Walter
Benjamin hablaba del aura de la fotografía para referirse a muchas de las obras
que fueron creadas en el siglo XIX. Los artistas no tenían una intención
artística pero con el tiempo las obras se habían convertido en obras de arte.
Esos artistas no pretendían trascender sino documentar. Hablamos de obras como
las de Eugene Atget o David Octavius Hill y algunos de los personajes
representados en la constitución de la Iglesia Escocesa. Durante el siglo XX y
con la democratización de la prensa escrita la fotografía perderá el aura
porque se tiende a la reproducción masiva de imágenes, algo que ha ido
creciendo de forma exponencial hasta nuestros días.
Antón
Patiño en su libro titulado el Manifiesto de la mirada define el aura de
Benjamin como una paradoja del espacio tiempo. Se trata de una irrepetible
sensación de lejanía. Algo que pasó en un momento muy concreto y que es
imposible de recuperar, ya no volverá a verse nunca más porque las
circunstancias han cambiado tanto cuando vivía Benjamin y no digamos en el
momento actual con la presencia de las redes sociales y el segundo de fama que
nos proporciona un like o un corazoncito en Instagram.
El
aura es parecida al nimbo que observamos en muchos de los cuadros que
representan a los santos o figuras cercanas a la divinidad.

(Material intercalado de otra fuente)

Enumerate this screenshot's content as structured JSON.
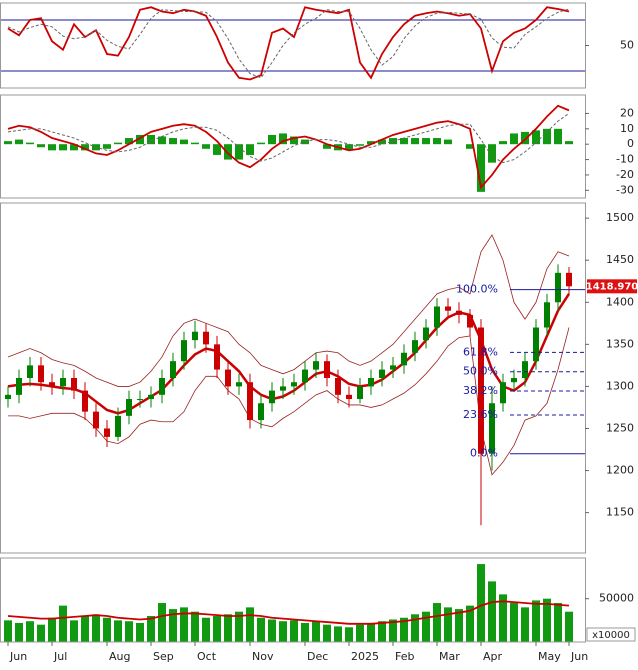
{
  "chart_data": [
    {
      "type": "line",
      "ylim": [
        0,
        100
      ],
      "yticks": [
        50
      ],
      "hlines": [
        80,
        20
      ],
      "hline_color": "#1a1a9a",
      "series": [
        {
          "color": "#cc0000",
          "dash": false,
          "values": [
            70,
            62,
            80,
            82,
            55,
            45,
            75,
            60,
            68,
            40,
            38,
            60,
            92,
            95,
            90,
            88,
            92,
            90,
            85,
            60,
            30,
            12,
            10,
            15,
            65,
            70,
            60,
            95,
            92,
            90,
            88,
            92,
            30,
            12,
            40,
            60,
            75,
            85,
            88,
            90,
            88,
            85,
            87,
            70,
            20,
            55,
            65,
            70,
            80,
            95,
            93,
            90
          ]
        },
        {
          "color": "#666666",
          "dash": true,
          "values": [
            72,
            66,
            71,
            75,
            72,
            61,
            58,
            60,
            68,
            56,
            49,
            46,
            63,
            82,
            92,
            91,
            90,
            90,
            89,
            78,
            58,
            34,
            17,
            12,
            30,
            50,
            65,
            75,
            82,
            92,
            90,
            90,
            70,
            45,
            27,
            37,
            58,
            73,
            83,
            88,
            89,
            88,
            87,
            81,
            59,
            48,
            47,
            63,
            72,
            82,
            89,
            93
          ]
        }
      ]
    },
    {
      "type": "combo",
      "ylim": [
        -35,
        32
      ],
      "yticks": [
        20,
        10,
        0,
        -10,
        -20,
        -30
      ],
      "series": [
        {
          "kind": "bar",
          "color": "#119911",
          "values": [
            2,
            3,
            1,
            -2,
            -4,
            -4,
            -4,
            -4,
            -4,
            -3,
            1,
            4,
            6,
            6,
            5,
            4,
            3,
            1,
            -3,
            -7,
            -10,
            -10,
            -7,
            1,
            6,
            7,
            5,
            3,
            0,
            -3,
            -4,
            -4,
            -1,
            2,
            3,
            4,
            4,
            4,
            4,
            4,
            3,
            0,
            -3,
            -31,
            -12,
            2,
            7,
            8,
            9,
            10,
            10,
            2
          ]
        },
        {
          "kind": "line",
          "color": "#cc0000",
          "dash": false,
          "values": [
            10,
            12,
            11,
            8,
            4,
            2,
            0,
            -3,
            -6,
            -7,
            -4,
            0,
            4,
            8,
            10,
            12,
            13,
            12,
            8,
            2,
            -6,
            -12,
            -15,
            -10,
            -3,
            2,
            4,
            5,
            3,
            0,
            -2,
            -4,
            -3,
            0,
            3,
            6,
            8,
            10,
            12,
            14,
            15,
            13,
            10,
            -28,
            -20,
            -10,
            -3,
            3,
            10,
            18,
            25,
            22
          ]
        },
        {
          "kind": "line",
          "color": "#666666",
          "dash": true,
          "values": [
            8,
            9,
            10,
            10,
            8,
            6,
            4,
            1,
            -2,
            -4,
            -5,
            -4,
            -2,
            2,
            5,
            8,
            10,
            11,
            11,
            9,
            4,
            -2,
            -8,
            -11,
            -9,
            -5,
            -1,
            2,
            3,
            3,
            2,
            0,
            -2,
            -2,
            0,
            2,
            4,
            6,
            8,
            10,
            12,
            13,
            13,
            3,
            -8,
            -12,
            -10,
            -5,
            1,
            8,
            15,
            20
          ]
        }
      ]
    },
    {
      "type": "candlestick",
      "ylim": [
        1102,
        1518
      ],
      "yticks": [
        1500,
        1450,
        1400,
        1350,
        1300,
        1250,
        1200,
        1150
      ],
      "up_color": "#008000",
      "down_color": "#cc0000",
      "open": [
        1285,
        1290,
        1310,
        1325,
        1305,
        1300,
        1310,
        1295,
        1270,
        1250,
        1240,
        1265,
        1285,
        1285,
        1290,
        1310,
        1330,
        1355,
        1365,
        1350,
        1320,
        1300,
        1305,
        1260,
        1280,
        1295,
        1300,
        1305,
        1320,
        1330,
        1310,
        1290,
        1285,
        1300,
        1310,
        1320,
        1325,
        1340,
        1355,
        1370,
        1395,
        1390,
        1385,
        1370,
        1220,
        1280,
        1305,
        1310,
        1330,
        1370,
        1400,
        1435
      ],
      "high": [
        1300,
        1320,
        1335,
        1335,
        1315,
        1320,
        1320,
        1305,
        1280,
        1260,
        1275,
        1295,
        1295,
        1300,
        1320,
        1340,
        1365,
        1378,
        1375,
        1360,
        1330,
        1315,
        1315,
        1290,
        1305,
        1310,
        1315,
        1330,
        1340,
        1338,
        1320,
        1300,
        1310,
        1320,
        1330,
        1335,
        1350,
        1365,
        1380,
        1405,
        1405,
        1400,
        1392,
        1380,
        1300,
        1315,
        1320,
        1340,
        1380,
        1410,
        1445,
        1442
      ],
      "low": [
        1275,
        1280,
        1300,
        1295,
        1290,
        1290,
        1285,
        1260,
        1240,
        1228,
        1235,
        1255,
        1275,
        1275,
        1280,
        1300,
        1320,
        1345,
        1340,
        1310,
        1290,
        1290,
        1250,
        1250,
        1270,
        1285,
        1290,
        1295,
        1310,
        1300,
        1280,
        1275,
        1280,
        1290,
        1300,
        1310,
        1315,
        1330,
        1345,
        1360,
        1380,
        1375,
        1360,
        1135,
        1200,
        1270,
        1295,
        1300,
        1320,
        1360,
        1390,
        1410
      ],
      "close": [
        1290,
        1310,
        1325,
        1305,
        1300,
        1310,
        1295,
        1270,
        1250,
        1240,
        1265,
        1285,
        1285,
        1290,
        1310,
        1330,
        1355,
        1365,
        1350,
        1320,
        1300,
        1305,
        1260,
        1280,
        1295,
        1300,
        1305,
        1320,
        1330,
        1310,
        1290,
        1285,
        1300,
        1310,
        1320,
        1325,
        1340,
        1355,
        1370,
        1395,
        1390,
        1385,
        1370,
        1220,
        1280,
        1305,
        1310,
        1330,
        1370,
        1400,
        1435,
        1419
      ],
      "series": [
        {
          "color": "#cc0000",
          "width": 2.5,
          "values": [
            1300,
            1302,
            1303,
            1302,
            1300,
            1298,
            1297,
            1292,
            1282,
            1272,
            1268,
            1272,
            1280,
            1288,
            1296,
            1310,
            1325,
            1338,
            1345,
            1342,
            1330,
            1318,
            1300,
            1290,
            1285,
            1288,
            1295,
            1305,
            1315,
            1318,
            1312,
            1303,
            1300,
            1302,
            1308,
            1318,
            1328,
            1340,
            1355,
            1370,
            1382,
            1388,
            1385,
            1355,
            1320,
            1300,
            1295,
            1305,
            1330,
            1360,
            1390,
            1410
          ]
        },
        {
          "color": "#992222",
          "width": 0.8,
          "values": [
            1335,
            1340,
            1345,
            1340,
            1332,
            1328,
            1325,
            1318,
            1310,
            1305,
            1300,
            1300,
            1305,
            1318,
            1335,
            1360,
            1375,
            1380,
            1375,
            1370,
            1365,
            1350,
            1340,
            1325,
            1320,
            1315,
            1320,
            1330,
            1340,
            1342,
            1340,
            1330,
            1325,
            1330,
            1340,
            1350,
            1365,
            1380,
            1395,
            1410,
            1415,
            1418,
            1410,
            1460,
            1480,
            1450,
            1400,
            1380,
            1400,
            1440,
            1460,
            1455
          ]
        },
        {
          "color": "#992222",
          "width": 0.8,
          "values": [
            1265,
            1265,
            1262,
            1265,
            1268,
            1268,
            1268,
            1262,
            1250,
            1235,
            1232,
            1240,
            1255,
            1260,
            1258,
            1258,
            1270,
            1295,
            1312,
            1312,
            1295,
            1285,
            1262,
            1255,
            1252,
            1262,
            1270,
            1280,
            1290,
            1295,
            1285,
            1278,
            1278,
            1275,
            1278,
            1285,
            1292,
            1302,
            1315,
            1330,
            1348,
            1358,
            1360,
            1250,
            1195,
            1210,
            1230,
            1260,
            1265,
            1280,
            1320,
            1370
          ]
        }
      ],
      "fib_color": "#1a1aa0",
      "fib": [
        {
          "value": 1415,
          "label": "100.0%"
        },
        {
          "value": 1340.5,
          "label": "61.8%"
        },
        {
          "value": 1317.5,
          "label": "50.0%"
        },
        {
          "value": 1294.5,
          "label": "38.2%"
        },
        {
          "value": 1266,
          "label": "23.6%"
        },
        {
          "value": 1220,
          "label": "0.0%"
        }
      ],
      "last_price": {
        "value": 1418.97,
        "label": "1418.970"
      }
    },
    {
      "type": "combo",
      "ylim": [
        0,
        97000
      ],
      "yticks": [
        50000
      ],
      "unit_label": "x10000",
      "categories": [
        "Jun",
        null,
        null,
        null,
        "Jul",
        null,
        null,
        null,
        null,
        "Aug",
        null,
        null,
        null,
        "Sep",
        null,
        null,
        null,
        "Oct",
        null,
        null,
        null,
        null,
        "Nov",
        null,
        null,
        null,
        null,
        "Dec",
        null,
        null,
        null,
        "2025",
        null,
        null,
        null,
        "Feb",
        null,
        null,
        null,
        "Mar",
        null,
        null,
        null,
        "Apr",
        null,
        null,
        null,
        null,
        "May",
        null,
        null,
        "Jun"
      ],
      "series": [
        {
          "kind": "bar",
          "color": "#119911",
          "values": [
            25000,
            22000,
            24000,
            20000,
            28000,
            42000,
            25000,
            30000,
            32000,
            28000,
            25000,
            24000,
            22000,
            30000,
            45000,
            38000,
            40000,
            35000,
            28000,
            30000,
            32000,
            35000,
            40000,
            28000,
            26000,
            24000,
            25000,
            22000,
            24000,
            20000,
            18000,
            17000,
            20000,
            22000,
            24000,
            26000,
            28000,
            32000,
            35000,
            45000,
            40000,
            38000,
            42000,
            90000,
            70000,
            55000,
            45000,
            40000,
            48000,
            50000,
            45000,
            35000
          ]
        },
        {
          "kind": "line",
          "color": "#cc0000",
          "dash": false,
          "values": [
            30000,
            29000,
            28000,
            27000,
            27000,
            28000,
            29000,
            30000,
            31000,
            30000,
            28000,
            27000,
            26000,
            27000,
            30000,
            32000,
            33000,
            33000,
            32000,
            31000,
            30000,
            30000,
            31000,
            30000,
            28000,
            27000,
            26000,
            25000,
            24000,
            23000,
            22000,
            21000,
            21000,
            21000,
            22000,
            23000,
            24000,
            26000,
            28000,
            30000,
            32000,
            34000,
            36000,
            42000,
            46000,
            47000,
            46000,
            45000,
            44000,
            44000,
            43000,
            42000
          ]
        }
      ]
    }
  ]
}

El aura puede
designar un prestigio especial que acompaña a ciertas obras cuyo resplandor
justificaría el respeto y veneración de las que son objeto.
Pero
también el aura podría aplicarse a cualquier objeto que se lleva a un museo,
cambia su contexto de manera que adquiere una nueva imagen y no digamos si
llega a exponerse. Por muy extraño que parezca podemos encontrar gente de todo
tipo dando vueltas alrededor y tratando de escrutar la intencionalidad del
autor para dotar de contenido artístico a un objeto cualquiera. Al estar en el
museo la obra se carga de una fuerza especial, se trata de un campo magnético
que parece atraer al espectador.
El
aura es al mismo tiempo extrañeza y familiaridad. Siguiendo los pasos de Sigmund
Freud que decía que lo siniestro es simplemente un hecho familiar que poco a
poco se fue convirtiendo en algo extraño. El aura sería la sensación de
perplejidad ante lo cotidiano.
El
aura se nos presenta como algo lejano, es una sensación que se apodera de
nosotros. Frente a ella tenemos la huella que es cercana y es algo que se
encuentra a nuestro alcance, con facilidad de acceso.
Aplicamos
el aura de Benjamin al arte pero en realidad abarca todas las ciencias humanas,
psicología, historia, estética, sociología, ideas políticas, religión, de todas
ellas podemos extraer diagnósticos reveladores del futuro.
Podríamos
decir que se observa el aura en las esculturas de Giacometti, la mirada distante
a lo próximo y cotidiano, la realidad más humilde y sencilla que produce una
inquietante sensación de extrañamiento. Figuras que hieráticas nos contemplan
fuera de tiempo, seres que arrastran su vivencia existencial como espectros del
desasosiego, deambulando hacia ninguna parte, transportando su soledad y su
drama.
Si
a un aborigen le tomas una fotografía piensa que le has arrebatado el alma, eso
mismo pensaba Walter Benjamin frente a la reproducción de las obras de arte que
comenzaba a convertirse en algo masivo. Y no hablamos de la actualidad sino que
los hacemos de los años 30 del siglo pasado. Se trata de una nueva pobreza, de
la precariedad de la sociedad moderna para poder crear nuevos modelos, del
ritmo y repetición del que nos habla Omar Calabrese como una de las características
del Neobarroco, que enlaza con el momento en que vivimos.
Benjamin
apostaba por un tipo de obras de arte que debían unir a la vez el compromiso y
una apuesta por la transformación de las estructuras actuales. La obra debía
ser transgresora y renovadora estéticamente. El Guernica de Picasso puede
servir como ejemplo de lo que estamos hablando.
El
aura nos vincula al mundo en el que vivimos y a nuestra sociedad. La obra de
arte, como decía Theodor Adorno, posee en común con la magia un contexto que la
sustrae de la realidad profana.
Benjamin
decía que la verdadera obra de arte tiene un lugar donde el que se sitúa recibe
un frescor como el de la brisa de un amanecer venidero. Quizás debamos
analizarlo de esta manera cada vez que acudimos a un museo y así diferenciar
aquello que aporta y todo lo que se trata de una simple reproducción.